This week saw the release of the much anticipated Lord of the Rings card game on Steam Early Access. If you aren’t familiar with Steam Early Access, it’s a way for developers to release early copies of their game for testing and also a bit of a cash infusion. We were given a review code of the game that gave us access to the Istari Founder’s Pack (normally $29.99) and can share some thoughts about the game at this point. There is also a brief gameplay video we recorded at the end of the article.
For those hoping to play their beloved Lord of the Rings LCG on their computers and tablets, you are in for a bit of a disappointment. Asmodee Digital didn’t translate the game directly, instead, opting for a more distilled down version of the tabletop game. To be honest, my first impressions left me feeling like I’m playing a mashup of the Lord of the Rings LCG and Hearthstone. I can definitely feel the influence of the latter here.
For the game play, the game comes with the first quest unlocked, which is a series of 5 linked, narrative missions. Players have a deck of 30 cards ranging from events, to allies, to upgrades. You can customize your deck in the deck builder, but until you unlock a lot of cards, you won’t have much to work with. In addition to the deck of cards, players use 3 heroes during the game. Every character or monster has attack and health values, with some also having special abilities. The gameplay definitely has a hearthstone vibe as you are using your units to attack others, play cards that have a cost (only once type of currency is used), with even some of the visuals feeling inspired from that Blizzard title.
Most scenarios have a special goal that players must overcome, with some having a variety of ways you can beat the mission. For the most part, these challenges are beat by using a third stat on a character, willpower, but are basically attacks vs the challenge. That same stat can also be used to play Fate cards.
The game is cooperative (solo only right now, with coop coming in the future) VS the Sauron AI. The AI plays similar to you, but also has some special cards and rules, such as his own treachery deck. His monsters work similar to yours, and he has to pay for cards with the same type of currency you do.

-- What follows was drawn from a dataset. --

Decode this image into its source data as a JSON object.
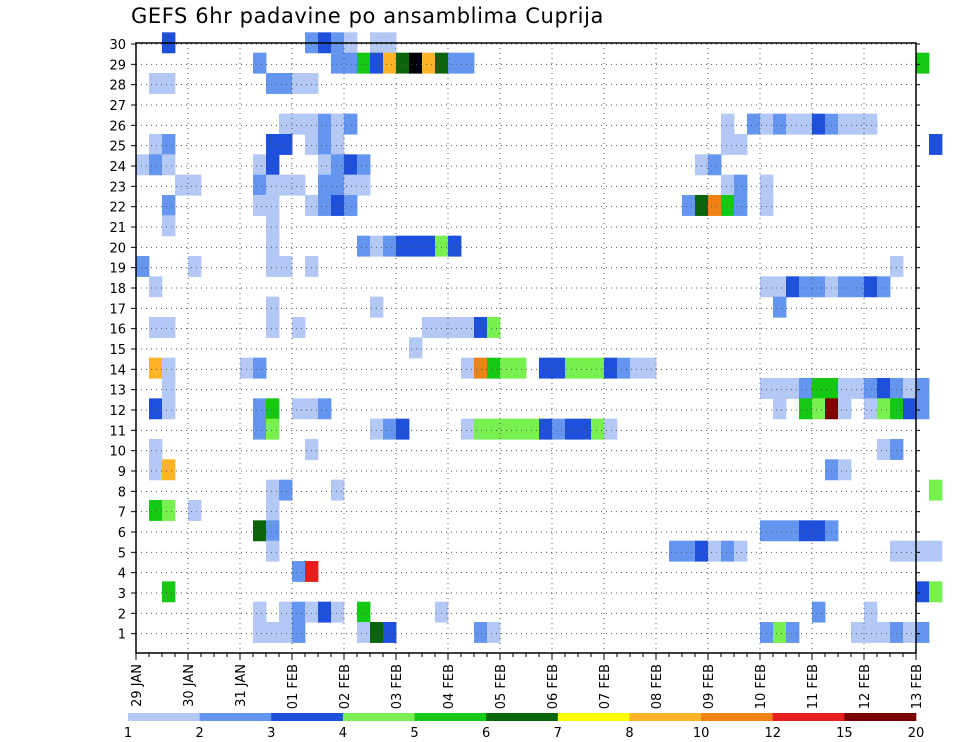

Over all the game play was relatively solid and smooth, despite this being an early access game. I did encounter a few bugs here and there, nothing game breaking, but some were frustrating nonetheless. This is all to be expected with any early access game. Just be aware of that before you plunk down your hard earned money that Asmodee digital still has some polishing to do.

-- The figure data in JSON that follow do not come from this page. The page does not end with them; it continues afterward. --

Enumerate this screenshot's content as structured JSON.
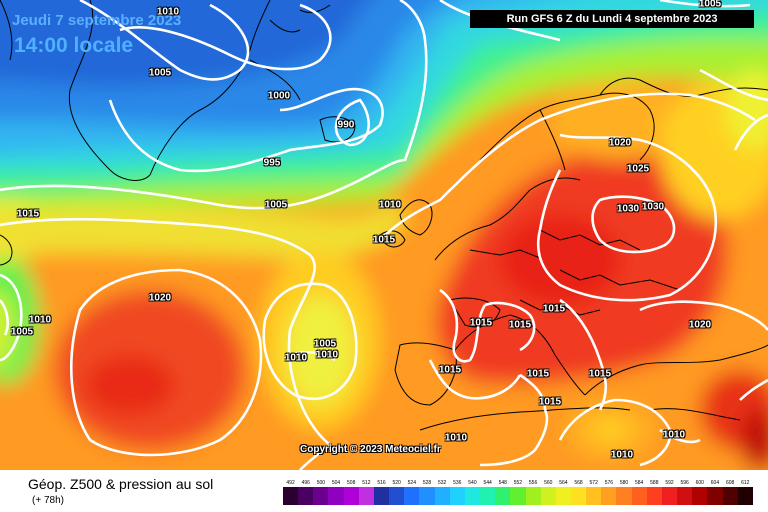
{
  "header": {
    "date_text": "Jeudi 7 septembre 2023",
    "time_text": "14:00 locale",
    "run_text": "Run GFS 6 Z du Lundi 4 septembre 2023"
  },
  "footer": {
    "title": "Géop. Z500 & pression au sol",
    "subtitle": "(+ 78h)",
    "copyright": "Copyright © 2023 Meteociel.fr"
  },
  "isobar_labels": [
    "1010",
    "1005",
    "1000",
    "990",
    "995",
    "1005",
    "1010",
    "1015",
    "1015",
    "1020",
    "1005",
    "1010",
    "1005",
    "1010",
    "1010",
    "1020",
    "1025",
    "1030",
    "1030",
    "1015",
    "1015",
    "1015",
    "1015",
    "1015",
    "1015",
    "1015",
    "1020",
    "1010",
    "1010",
    "1010",
    "1005"
  ],
  "scale": {
    "labels": [
      "492",
      "496",
      "500",
      "504",
      "508",
      "512",
      "516",
      "520",
      "524",
      "528",
      "532",
      "536",
      "540",
      "544",
      "548",
      "552",
      "556",
      "560",
      "564",
      "568",
      "572",
      "576",
      "580",
      "584",
      "588",
      "592",
      "596",
      "600",
      "604",
      "608",
      "612"
    ],
    "colors": [
      "#2b0030",
      "#4a0060",
      "#6a0090",
      "#9000c0",
      "#b000d8",
      "#c030e0",
      "#2030a0",
      "#2050d0",
      "#2070ff",
      "#2090ff",
      "#20b0ff",
      "#20d0ff",
      "#20e8e0",
      "#20f0b0",
      "#30f070",
      "#60f030",
      "#a0f020",
      "#d0f020",
      "#f0f020",
      "#ffe020",
      "#ffc020",
      "#ffa020",
      "#ff8020",
      "#ff6020",
      "#ff4020",
      "#f02020",
      "#d01010",
      "#b00000",
      "#800000",
      "#500000",
      "#200000"
    ]
  },
  "colors": {
    "blue_low": "#2a84e8",
    "green": "#3cf080",
    "yellow": "#f0f030",
    "orange": "#ff9520",
    "red": "#f03820",
    "isobar": "#ffffff",
    "coastline": "#000000"
  }
}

The Lord of the Rings game decided to take the freemium model, which I can honestly say, I’m never a fan of. With the Istari bundle, I had enough Valor Points to unlock all 5 hero packs and quest lines for the first series of missions. Those would normally be about $1.99 or so each. However, even after all of that, there still are cards left locked (about 30 or so). Those can be unlocked by spending Valor Points, which at this point there is no way to buy. Since I spent my Valor Points unlocking the quest packs and hero packs (instead of paying cash), I don’t have enough to unlock most of them. Those cost ranges from 375 points for a common card, to 3000 for a legendary card.
What this means is you’ll be doing LOTS of grinding to get the rest of the cards. I assume at some point Asmodee Digital will be allowing players to buy Valor Points, but I don’t see a straight way at this time. Each quest line takes about half an hour to play though and can earn around 275 valor points with the maximum score. Yet players can only earn Valor Points from them once a day. Unfortunately, this encourages players to play the game in a specific way to maximize their Valor Points, rather than playing for fun or trying different approaches.
Their freemium model doesn’t seem all that predatory at this point (unlike other free-to-play games); however I’d much prefer the single purchase route. Let me pay for the core game and sell expansions packs at reasonable prices and I’m happy. Having to grind to get cards or missions is not something I enjoy in the slightest, and I haven’t even touched on their Palantir lootbox system (see the video above).
Overall, I Think the Lord of the Rings Digital Card Game is a good start, if not setup to eventually suck your money or time via grinding. If you are OK with both of those, it’s a fun game. If not, move right along at this point.